GPU Infrastructure & MLOps on Kubernetes
Production GPU clusters on Kubernetes are a platform stack: pick the right cloud instance, install the NVIDIA GPU Operator, schedule with extended resources and taints, scale GPU nodes with Karpenter v1 on EKS, observe with DCGM Exporter, and triage with nvidia-smi and device-plugin runbooks. AWS/EKS is the primary path; GKE and AKS matrices are included for comparison.
What this series covers (and what it does not)
In scope — cluster platform layer: drivers, device plugin, MIG, node provisioning, Prometheus GPU metrics, and host-level GPU diagnostics.

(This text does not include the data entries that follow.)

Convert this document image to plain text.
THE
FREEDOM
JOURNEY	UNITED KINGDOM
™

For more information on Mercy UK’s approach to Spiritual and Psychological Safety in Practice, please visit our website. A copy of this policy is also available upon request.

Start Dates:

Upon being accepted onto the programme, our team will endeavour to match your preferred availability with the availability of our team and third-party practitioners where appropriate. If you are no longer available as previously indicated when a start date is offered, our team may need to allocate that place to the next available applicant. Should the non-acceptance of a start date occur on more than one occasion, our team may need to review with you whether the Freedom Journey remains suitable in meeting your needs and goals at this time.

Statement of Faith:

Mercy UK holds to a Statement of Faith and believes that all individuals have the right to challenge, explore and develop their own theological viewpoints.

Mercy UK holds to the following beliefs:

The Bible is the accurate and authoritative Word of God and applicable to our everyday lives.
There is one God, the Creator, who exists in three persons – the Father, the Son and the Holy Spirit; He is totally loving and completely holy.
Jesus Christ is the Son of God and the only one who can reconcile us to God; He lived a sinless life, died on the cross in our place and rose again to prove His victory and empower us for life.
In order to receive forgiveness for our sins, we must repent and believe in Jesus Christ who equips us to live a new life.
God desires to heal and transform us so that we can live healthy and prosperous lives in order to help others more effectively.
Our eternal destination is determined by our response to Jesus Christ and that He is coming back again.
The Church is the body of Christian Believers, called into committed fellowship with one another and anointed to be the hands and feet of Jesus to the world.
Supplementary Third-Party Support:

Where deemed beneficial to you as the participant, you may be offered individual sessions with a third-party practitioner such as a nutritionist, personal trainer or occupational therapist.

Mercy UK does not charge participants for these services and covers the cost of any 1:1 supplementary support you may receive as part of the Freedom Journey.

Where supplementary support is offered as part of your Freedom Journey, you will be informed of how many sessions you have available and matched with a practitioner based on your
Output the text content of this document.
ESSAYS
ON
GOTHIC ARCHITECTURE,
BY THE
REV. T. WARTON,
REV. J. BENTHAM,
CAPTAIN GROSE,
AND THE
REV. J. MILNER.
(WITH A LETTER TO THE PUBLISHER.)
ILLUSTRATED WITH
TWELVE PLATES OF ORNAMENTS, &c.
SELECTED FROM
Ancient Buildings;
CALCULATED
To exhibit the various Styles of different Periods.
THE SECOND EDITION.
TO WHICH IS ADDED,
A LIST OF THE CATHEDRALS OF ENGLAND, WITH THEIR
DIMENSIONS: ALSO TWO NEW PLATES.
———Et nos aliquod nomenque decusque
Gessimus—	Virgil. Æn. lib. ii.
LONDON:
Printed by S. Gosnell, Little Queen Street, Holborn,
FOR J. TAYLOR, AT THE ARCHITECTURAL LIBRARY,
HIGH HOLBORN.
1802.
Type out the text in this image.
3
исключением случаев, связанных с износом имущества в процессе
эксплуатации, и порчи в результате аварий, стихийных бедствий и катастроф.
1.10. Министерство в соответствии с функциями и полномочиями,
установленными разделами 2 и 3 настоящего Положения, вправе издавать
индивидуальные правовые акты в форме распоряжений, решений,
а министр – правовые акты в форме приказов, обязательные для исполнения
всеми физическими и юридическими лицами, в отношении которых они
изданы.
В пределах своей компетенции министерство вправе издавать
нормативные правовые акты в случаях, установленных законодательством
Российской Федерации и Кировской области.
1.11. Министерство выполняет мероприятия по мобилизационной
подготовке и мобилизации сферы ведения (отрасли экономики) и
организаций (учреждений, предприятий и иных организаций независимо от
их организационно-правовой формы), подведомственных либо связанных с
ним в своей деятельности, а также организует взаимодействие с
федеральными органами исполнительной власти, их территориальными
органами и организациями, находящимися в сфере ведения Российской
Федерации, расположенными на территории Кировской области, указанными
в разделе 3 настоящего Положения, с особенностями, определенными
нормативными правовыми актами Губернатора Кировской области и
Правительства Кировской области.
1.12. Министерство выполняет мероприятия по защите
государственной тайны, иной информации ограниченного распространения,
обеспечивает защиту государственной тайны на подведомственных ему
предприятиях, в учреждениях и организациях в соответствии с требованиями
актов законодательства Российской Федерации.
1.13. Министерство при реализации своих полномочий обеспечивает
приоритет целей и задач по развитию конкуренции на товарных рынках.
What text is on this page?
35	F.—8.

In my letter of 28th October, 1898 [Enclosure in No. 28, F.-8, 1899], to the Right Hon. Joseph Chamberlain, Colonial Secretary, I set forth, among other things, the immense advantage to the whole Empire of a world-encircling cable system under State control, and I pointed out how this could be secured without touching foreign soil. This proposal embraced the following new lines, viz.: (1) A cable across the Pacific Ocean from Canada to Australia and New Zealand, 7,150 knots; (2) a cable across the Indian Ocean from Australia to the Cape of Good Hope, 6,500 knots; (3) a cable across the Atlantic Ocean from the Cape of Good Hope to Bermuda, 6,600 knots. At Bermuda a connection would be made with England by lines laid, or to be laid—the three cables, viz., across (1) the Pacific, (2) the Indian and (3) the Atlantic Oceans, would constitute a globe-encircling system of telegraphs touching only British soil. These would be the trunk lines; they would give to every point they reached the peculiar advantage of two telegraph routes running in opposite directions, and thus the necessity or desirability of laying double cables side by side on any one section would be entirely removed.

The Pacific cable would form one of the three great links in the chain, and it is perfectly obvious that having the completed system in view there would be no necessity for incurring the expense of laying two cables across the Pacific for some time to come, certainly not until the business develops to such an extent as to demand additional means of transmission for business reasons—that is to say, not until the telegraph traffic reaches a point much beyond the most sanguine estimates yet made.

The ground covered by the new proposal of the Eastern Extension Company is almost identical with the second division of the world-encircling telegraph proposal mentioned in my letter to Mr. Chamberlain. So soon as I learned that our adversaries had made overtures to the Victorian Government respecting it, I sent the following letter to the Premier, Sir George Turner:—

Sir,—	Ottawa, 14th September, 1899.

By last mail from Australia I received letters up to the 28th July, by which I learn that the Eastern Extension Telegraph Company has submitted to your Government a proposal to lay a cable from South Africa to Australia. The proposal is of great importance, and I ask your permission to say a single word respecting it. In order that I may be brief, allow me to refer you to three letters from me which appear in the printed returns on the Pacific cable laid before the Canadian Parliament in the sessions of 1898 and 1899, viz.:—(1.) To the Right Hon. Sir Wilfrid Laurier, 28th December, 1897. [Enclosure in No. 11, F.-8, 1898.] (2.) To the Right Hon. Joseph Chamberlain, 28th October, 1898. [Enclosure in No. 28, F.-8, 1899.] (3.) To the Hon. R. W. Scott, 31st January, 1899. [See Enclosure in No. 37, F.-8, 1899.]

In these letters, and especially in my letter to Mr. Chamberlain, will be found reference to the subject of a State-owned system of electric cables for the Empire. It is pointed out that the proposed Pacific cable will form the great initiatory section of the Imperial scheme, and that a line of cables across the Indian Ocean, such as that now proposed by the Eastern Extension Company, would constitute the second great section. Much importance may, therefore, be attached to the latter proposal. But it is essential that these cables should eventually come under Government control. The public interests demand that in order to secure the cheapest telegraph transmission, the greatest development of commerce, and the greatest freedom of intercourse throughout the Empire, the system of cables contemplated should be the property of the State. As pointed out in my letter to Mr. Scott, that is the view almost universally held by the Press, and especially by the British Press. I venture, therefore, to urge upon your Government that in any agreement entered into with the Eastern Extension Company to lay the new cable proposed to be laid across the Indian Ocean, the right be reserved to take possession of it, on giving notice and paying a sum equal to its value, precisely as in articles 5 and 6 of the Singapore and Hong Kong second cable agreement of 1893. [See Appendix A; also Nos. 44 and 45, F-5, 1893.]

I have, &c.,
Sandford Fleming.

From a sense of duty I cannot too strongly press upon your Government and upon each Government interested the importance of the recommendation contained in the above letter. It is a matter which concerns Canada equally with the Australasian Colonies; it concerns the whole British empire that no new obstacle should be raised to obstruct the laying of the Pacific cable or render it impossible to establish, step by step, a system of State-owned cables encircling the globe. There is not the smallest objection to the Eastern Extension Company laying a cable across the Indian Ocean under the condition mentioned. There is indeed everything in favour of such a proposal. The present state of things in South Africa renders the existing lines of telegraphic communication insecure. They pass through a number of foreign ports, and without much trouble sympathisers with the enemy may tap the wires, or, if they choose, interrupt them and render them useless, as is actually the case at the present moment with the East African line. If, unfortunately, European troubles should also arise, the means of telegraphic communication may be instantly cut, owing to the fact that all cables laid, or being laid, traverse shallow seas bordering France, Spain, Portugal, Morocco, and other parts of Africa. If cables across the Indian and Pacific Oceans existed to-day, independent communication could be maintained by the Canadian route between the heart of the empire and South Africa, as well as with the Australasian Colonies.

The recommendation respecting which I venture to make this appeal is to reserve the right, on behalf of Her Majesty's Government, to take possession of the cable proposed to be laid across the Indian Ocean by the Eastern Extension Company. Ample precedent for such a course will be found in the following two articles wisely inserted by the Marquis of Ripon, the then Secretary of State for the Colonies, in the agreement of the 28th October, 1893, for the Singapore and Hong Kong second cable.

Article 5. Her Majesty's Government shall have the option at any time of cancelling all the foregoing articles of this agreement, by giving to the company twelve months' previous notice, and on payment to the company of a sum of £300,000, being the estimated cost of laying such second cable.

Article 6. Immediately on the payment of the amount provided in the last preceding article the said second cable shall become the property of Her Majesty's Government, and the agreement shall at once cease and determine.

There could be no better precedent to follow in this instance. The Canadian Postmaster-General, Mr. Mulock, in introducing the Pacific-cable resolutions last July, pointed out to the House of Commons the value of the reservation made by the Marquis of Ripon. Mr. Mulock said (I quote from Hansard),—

Out of scope (footnote only): Kubeflow, NVIDIA Training Operator, and MPI Operator are workload orchestrators that run on top of GPU-ready nodes. They assume the platform below already exposes nvidia.com/gpu and healthy DCGM telemetry. Install them after this stack is green—not instead of it.
Six-pillar reading order
Figure 1 — Dependency order for standing up GPU capacity on EKS and comparable managed clusters.
Prerequisites on the cluster
- Managed Kubernetes with GPU-capable instance types in your account quota (instance matrix).
- EKS (or GKE/AKS) node IAM / drivers policy allowing NVIDIA driver install via operator.
- Taints and tolerations literacy before dedicating GPU pools.
- Prometheus if you enable DCGM ServiceMonitor scraping.